The Texas grid already reached peak capacity in May because of unexpectedly high demand and technical problems, Houston Public Media reported. Grid capacity fell because portions of the system were offline for maintenance.
Electricity Reserves are Tight in Texas
Electricity reserves will be very tight on hot summer days in Texas this summer, Magness predicted. When the thermometer rises, people crank up the air conditioner which burns more electricity.
The grid operator ERCOT anticipates that Texas will need an additional 1,600 megawatts of electricity this summer, but record-high temperatures can significantly increase the demand. If everything is running correctly, Texas’s grid can produce up to 78,184 megawatts of electricity.

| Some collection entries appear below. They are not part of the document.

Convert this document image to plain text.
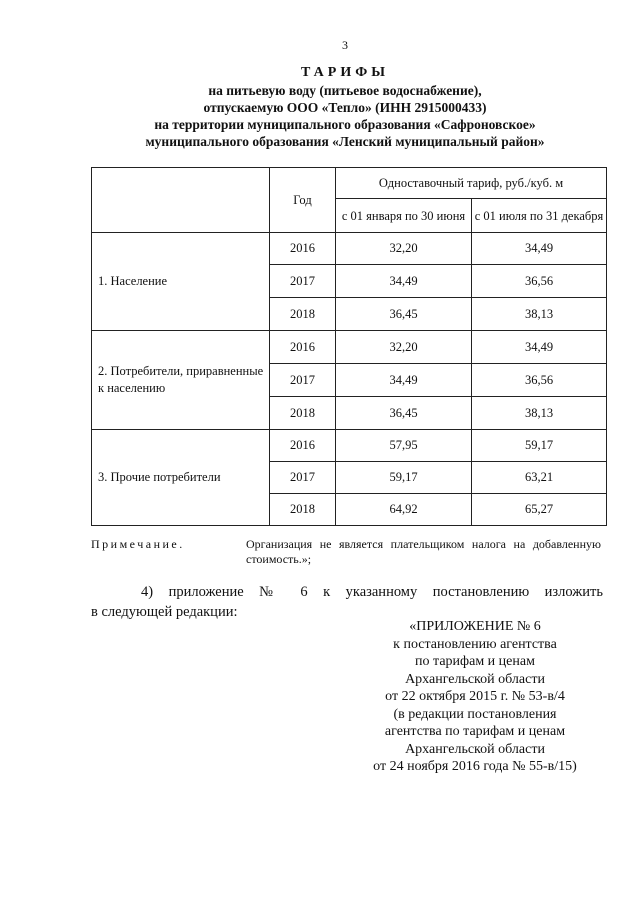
3
ТАРИФЫ
на питьевую воду (питьевое водоснабжение),
отпускаемую ООО «Тепло» (ИНН 2915000433)
на территории муниципального образования «Сафроновское»
муниципального образования «Ленский муниципальный район»
	Год	Одноставочный тариф, руб./куб. м	
		с 01 января по 30 июня	с 01 июля по 31 декабря
1. Население	2016	32,20	34,49
	2017	34,49	36,56
	2018	36,45	38,13
2. Потребители, приравненные к населению	2016	32,20	34,49
	2017	34,49	36,56
	2018	36,45	38,13
3. Прочие потребители	2016	57,95	59,17
	2017	59,17	63,21
	2018	64,92	65,27
Примечание.	Организация не является плательщиком налога на добавленную стоимость.»;
4) приложение № 6 к указанному постановлению изложить
в следующей редакции:
«ПРИЛОЖЕНИЕ № 6
к постановлению агентства
по тарифам и ценам
Архангельской области
от 22 октября 2015 г. № 53-в/4
(в редакции постановления
агентства по тарифам и ценам
Архангельской области
от 24 ноября 2016 года № 55-в/15)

“The margin between absolute peak power usage and available peak supply is tighter than in years past,” Andrew Barlow, a spokesman for Texas’s Public Utility Commission admitted.
Around 90% of Texas’s grid has enough generating capacity, ERCOT estimated. That means 10% of Texas’s power grid lacks sufficient generating capacity which increases the possibility of blackouts.
Even if the electricity supply is adequate electricity prices can go up in Texas because of higher natural gas prices, Forbes reported. Natural gas prices might go up over the summer because of increased electricity demands. Texas uses between 8% and 9% of America’s natural gas supply to generate electricity for air conditioning in the summer.
Be Prepared For Blackouts This Summer.
Texas’s problems might affect other regions including neighboring states such as Oklahoma, Arkansas, Louisiana, and New Mexico and parts of Mexico because those areas are connected to the same grid. Electricity from states like Colorado might be diverted to Texas in case of power shortages there.
Home and business owners can avoid summer blackouts by tapping sources of Off-Grid electricity. The two best sources are backup battery storage and solar panels which can run your home or business if the grid runs dry.
If you have family members with health problems who need air conditioning, or you rely on a business or freelance work that requires electricity for income, backup power is vital. Those who need backup electricity for their business should be able to use the expense of installing it as a tax deduction.
Having backup electricity available might be the only way for Texans to keep cool this summer.